Ebenso sind die von den Investoren angestrebten Allokationen in alternative Anlageklassen davon betroffen. Unterm Strich ist die Zahl derer, die eine Erhöhung der Allokation in Private Equity planen, in den letzten sechs Monaten zurückgegangen. „Zwei Fünftel der LPs gaben in unserer Befragung an, dass der sogenannte Denominator-Effekt in den nächsten ein bis zwei Jahren zu einer Verringerung des Tempos ihrer Private-Equity-Fonds-Zusagen führen könnte“, fasst Michael Schad, Partner bei Coller Capital die Ergebnisse zusammen.
Befragt wurden weltweit 112 institutionelle Private-Equity-Investoren. Die Ergebnisse des Barometers sind laut Studienautoren für die Gesamtheit der LPs im Hinblickauf Anlegerstandort, Art der investierenden Organisation, verwaltetes Gesamtvermögen und Dauer der Erfahrung mit Private-Equity-Anlagen global repräsentativ.
Für Detlef Mackewicz vom Private-Equity-Berater Mackewicz und Partner sind die Zahlen nicht überraschend. Schließlich würden Investoren über ein ausgeklügeltes Asset Liability Management an der zielgerichteten Koordination der Steuerung von Aktiva und Passiva arbeiten. Konkret geht es um die Abstimmung des Anlageportfolios (Assets) mit den Verpflichtungen (Liabilities). Dabei ist die finanzielle Stabilität durch Kontrolle der eingegangenen Risikopositionen zu gewährleisten und die Profitabilität unter Rendite-/Risiko-Gesichtspunkten zu optimieren. „Der Denominator-Effekt bringt dieses fein aufeinander abgestimmte System durcheinander, und die Investoren sehen sich teilweise auch aus regulatorischen Gründen gezwungen, Private-Equity-Positionen zu verkaufen“, so Mackewicz. „Die Preisvorstellungen von Käufern und Verkäufern lagen zuletzt aber noch recht weit auseinander“, ergänzt er und wartet auf die von den Wirtschaftsprüfern testierten Jahresberichte der Fondsmanager. In seinen Augen wird dann „mehr Klarheit bestehen und das Transaktionsgeschehen nach unserer Erwartung langsam mehr Fahrt aufnehmen“.

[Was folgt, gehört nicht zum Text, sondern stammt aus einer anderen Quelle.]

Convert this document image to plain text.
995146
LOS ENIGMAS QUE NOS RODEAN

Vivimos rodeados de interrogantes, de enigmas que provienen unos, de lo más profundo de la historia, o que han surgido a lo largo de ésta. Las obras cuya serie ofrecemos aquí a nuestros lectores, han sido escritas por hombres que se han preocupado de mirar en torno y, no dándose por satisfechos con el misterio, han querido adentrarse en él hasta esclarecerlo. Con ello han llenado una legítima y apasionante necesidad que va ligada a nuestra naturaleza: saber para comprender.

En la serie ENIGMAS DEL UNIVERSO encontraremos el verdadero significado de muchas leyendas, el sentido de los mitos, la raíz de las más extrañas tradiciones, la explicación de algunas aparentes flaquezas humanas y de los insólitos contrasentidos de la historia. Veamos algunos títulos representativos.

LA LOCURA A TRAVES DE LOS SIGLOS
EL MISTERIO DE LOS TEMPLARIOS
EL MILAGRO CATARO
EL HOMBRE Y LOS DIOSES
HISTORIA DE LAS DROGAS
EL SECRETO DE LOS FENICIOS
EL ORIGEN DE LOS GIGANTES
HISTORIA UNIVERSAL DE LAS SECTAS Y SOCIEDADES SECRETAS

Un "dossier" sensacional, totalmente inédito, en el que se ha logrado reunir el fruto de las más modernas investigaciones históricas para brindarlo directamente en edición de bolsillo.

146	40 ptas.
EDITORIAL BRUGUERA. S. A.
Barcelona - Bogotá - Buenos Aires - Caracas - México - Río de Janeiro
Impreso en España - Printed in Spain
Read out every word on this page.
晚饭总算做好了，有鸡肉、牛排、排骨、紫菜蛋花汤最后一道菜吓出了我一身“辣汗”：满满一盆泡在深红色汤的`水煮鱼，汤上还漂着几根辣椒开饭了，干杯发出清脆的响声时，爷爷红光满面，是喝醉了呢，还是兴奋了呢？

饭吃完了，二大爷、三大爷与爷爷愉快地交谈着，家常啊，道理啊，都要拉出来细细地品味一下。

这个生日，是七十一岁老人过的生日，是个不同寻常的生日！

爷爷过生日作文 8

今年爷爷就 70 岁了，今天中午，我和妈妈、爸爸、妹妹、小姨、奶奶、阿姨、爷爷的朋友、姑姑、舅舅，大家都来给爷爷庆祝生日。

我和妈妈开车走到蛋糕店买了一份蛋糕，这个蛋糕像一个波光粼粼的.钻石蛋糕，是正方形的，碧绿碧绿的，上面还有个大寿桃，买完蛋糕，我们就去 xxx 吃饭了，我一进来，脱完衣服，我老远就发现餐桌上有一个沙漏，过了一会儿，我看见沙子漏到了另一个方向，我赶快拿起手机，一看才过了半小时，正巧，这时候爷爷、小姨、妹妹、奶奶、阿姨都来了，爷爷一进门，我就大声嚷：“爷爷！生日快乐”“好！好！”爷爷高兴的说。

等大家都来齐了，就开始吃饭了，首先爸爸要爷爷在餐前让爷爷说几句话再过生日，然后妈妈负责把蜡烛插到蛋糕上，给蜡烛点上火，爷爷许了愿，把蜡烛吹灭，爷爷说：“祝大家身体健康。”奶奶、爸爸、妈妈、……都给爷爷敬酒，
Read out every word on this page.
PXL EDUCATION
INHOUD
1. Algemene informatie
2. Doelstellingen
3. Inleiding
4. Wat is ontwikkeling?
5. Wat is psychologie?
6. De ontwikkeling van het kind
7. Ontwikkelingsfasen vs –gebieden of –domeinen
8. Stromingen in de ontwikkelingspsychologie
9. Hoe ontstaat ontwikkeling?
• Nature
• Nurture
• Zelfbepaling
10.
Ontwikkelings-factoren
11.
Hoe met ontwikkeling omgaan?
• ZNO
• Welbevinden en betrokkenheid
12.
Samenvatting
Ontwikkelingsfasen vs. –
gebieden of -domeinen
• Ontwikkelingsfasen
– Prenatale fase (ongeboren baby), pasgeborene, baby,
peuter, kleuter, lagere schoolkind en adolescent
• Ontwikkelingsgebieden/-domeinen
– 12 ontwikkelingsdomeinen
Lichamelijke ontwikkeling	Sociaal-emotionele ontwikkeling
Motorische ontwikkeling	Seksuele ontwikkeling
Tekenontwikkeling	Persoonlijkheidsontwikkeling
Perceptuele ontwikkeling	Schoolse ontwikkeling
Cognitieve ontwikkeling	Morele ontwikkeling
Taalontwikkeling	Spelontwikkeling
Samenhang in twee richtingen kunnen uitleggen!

Bremsklotz für den Gesamtmarkt ist für Mackewicz ebenfalls der Denominator-Effekt: „Während die institutionellen Investoren unter normalen Bedingungen weiter Committments für neue Fonds abgegeben hätten, werden Neu-Investments erst einmal komplett ausgesetzt und bestehende Fondspositionen mit Abschlägen veräußert.“ Laut einer Studie aus seinem Haus sind derzeit rekordverdächtig viele Fondspositionen im Markt, was die Manager der Secondary-Fonds frohlocken lassen würde. Mehr als 60 Prozent der Verkäufer von Secondary-Positionen stammen demnach aus den USA, knapp 30 Prozent sind institutionelle Investoren aus Europa. Schätzungen besagen, dass etwa 50 Prozent aller Verkäufer von LP-Interests aktuell Erstverkäufer (first time sellers) sind.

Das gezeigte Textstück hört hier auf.